La imagen juvenil de Sarkozy fue una especie de respuesta rebelde que dio el ex presidente a la población que no le manifestó su confianza en las pasadas elecciones. Barba de tres días, camisas juveniles y escenarios festivos, se encargaron de redactar una narrativa cuyo significado toral era: una vida por delante. En realidad, Sarkozy fue el primer presidente transmoderno francés, o si se prefiere, el personaje que sin ser un outsider, se comportó como tal, al romper el paradigma de los enarcas. Si Francia no me valora, el rey alauí me venera. Así pensó Sarkozy al recibir la oferta que el rey marroquí le extendió; una especie de sabio conductor.

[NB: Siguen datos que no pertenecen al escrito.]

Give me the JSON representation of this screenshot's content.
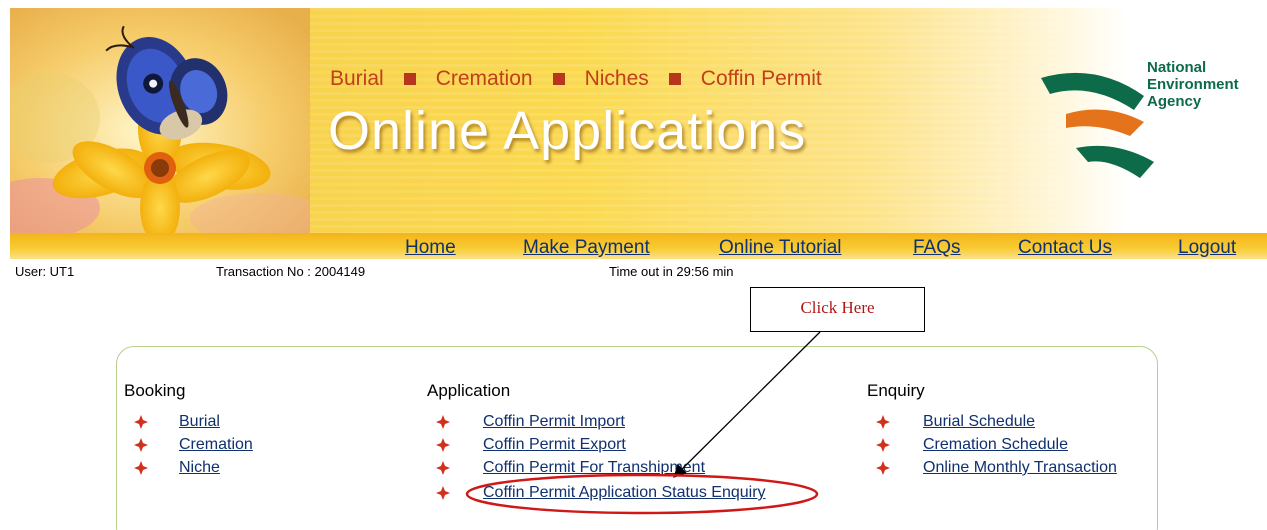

Pero la crisis de la derrota electoral presidencial contagió a la elección interna del partido derrotado, Unión por un Movimiento Popular (UMP). El choque entre el chiraquiano Jean-François Copé frente al hombre cercano a Alain Juppé, François Fillon, dejó al partido acéfalo y con externalidades positivas para los socialistas, en particular para François Hollande. El timing no pudo ser mejor para el presidente autodenominado “normal”: el incremento en los índices de pobreza juvenil, la caída en la competitividad y el déficit público han trastocado su imagen; en política exterior no ha logrado formar un bloque compacto con España e Italia para romper con el liderazgo de Angela Merkel en el interior de la Unión Europea. La culpa, hay que decirlo, no es ni de Hollande ni de Mario Monti, el primer ministro italiano, sino de Mariano Rajoy, un gestor que quiso ser presidente por el dedo de Aznar.

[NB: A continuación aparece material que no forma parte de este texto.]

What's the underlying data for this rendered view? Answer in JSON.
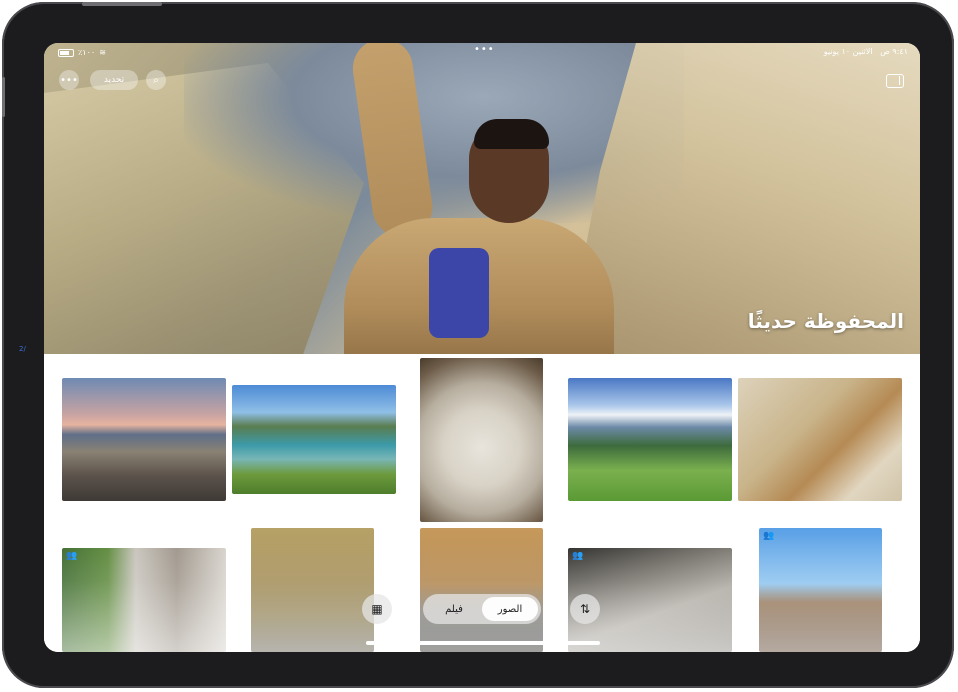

De las elecciones internas que se realizaron el 18 de noviembre nació la victoria pírrica de Copé. Fueron 98 votos la brecha que obtuvo sobre Fillon, de un total de 117 mil papeletas depositadas en las urnas. Después, el caos. Los organizadores olvidaron sumar los votos de tres regiones. Copé sonrió y respiró hondo. Su mentor ideológico, Jaques Chirac, también. La diferencia de votos creció a favor de Copé a poco menos de mil votos. La comisión electoral del partido decidió cancelar dos federaciones fillonistas, Niza y Nueva Caledonia.

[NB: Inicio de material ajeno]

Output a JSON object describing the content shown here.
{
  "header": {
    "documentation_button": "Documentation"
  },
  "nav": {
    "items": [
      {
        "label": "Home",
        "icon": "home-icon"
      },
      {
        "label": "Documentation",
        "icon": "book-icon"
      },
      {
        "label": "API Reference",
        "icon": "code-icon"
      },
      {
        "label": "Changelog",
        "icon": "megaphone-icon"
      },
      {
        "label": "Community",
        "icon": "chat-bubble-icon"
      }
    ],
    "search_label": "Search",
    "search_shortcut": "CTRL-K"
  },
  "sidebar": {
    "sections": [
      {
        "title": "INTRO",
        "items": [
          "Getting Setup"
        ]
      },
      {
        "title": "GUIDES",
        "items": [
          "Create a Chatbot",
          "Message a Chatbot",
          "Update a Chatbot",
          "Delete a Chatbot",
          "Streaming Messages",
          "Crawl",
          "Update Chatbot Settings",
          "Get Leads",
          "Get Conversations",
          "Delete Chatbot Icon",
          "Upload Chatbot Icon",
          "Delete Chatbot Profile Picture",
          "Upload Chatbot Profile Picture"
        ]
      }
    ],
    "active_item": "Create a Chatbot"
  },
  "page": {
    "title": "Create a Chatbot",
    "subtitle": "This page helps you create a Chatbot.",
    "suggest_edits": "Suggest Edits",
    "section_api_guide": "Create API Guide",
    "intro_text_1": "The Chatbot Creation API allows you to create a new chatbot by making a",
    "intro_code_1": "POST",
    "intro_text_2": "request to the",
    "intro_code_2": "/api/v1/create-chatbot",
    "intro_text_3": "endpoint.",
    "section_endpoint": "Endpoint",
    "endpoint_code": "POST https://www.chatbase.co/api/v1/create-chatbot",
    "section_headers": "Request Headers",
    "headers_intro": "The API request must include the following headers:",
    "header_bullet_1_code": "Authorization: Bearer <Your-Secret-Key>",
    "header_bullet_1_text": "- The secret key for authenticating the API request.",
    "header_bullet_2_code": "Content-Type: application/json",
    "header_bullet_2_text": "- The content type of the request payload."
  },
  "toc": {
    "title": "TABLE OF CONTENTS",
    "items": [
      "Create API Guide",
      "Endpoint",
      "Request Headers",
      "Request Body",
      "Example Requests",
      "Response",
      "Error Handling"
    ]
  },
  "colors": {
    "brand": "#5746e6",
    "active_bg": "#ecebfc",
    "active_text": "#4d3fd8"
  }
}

Ni un rico café en el GPS esteticista de Place des Vogues en París, y ni una cerveza en Lipp lograron tranquilizar a Fillon. Iracundo, denunció el proceso como algo más que irregular. Así llegó Sarkozy como mediador de los guerreros. El resultado, nulo. Ninguno de los dos cede. El resultado máximo que obtuvo Sarkozy fue la posibilidad de organizar un referéndum entre los agremiados al partido, para medir la posibilidad de repetir las elecciones. En ese momento, Copé y Fillon decidieron cerrar las puertas para tratar de negociar sin la presión de sus respectivos grupos. Lo malo, para ambos, es que un tercer grupo les exige que ambos se hagan a un lado de la contienda.
Suena al PRD; es la Francia sin Sarkozy.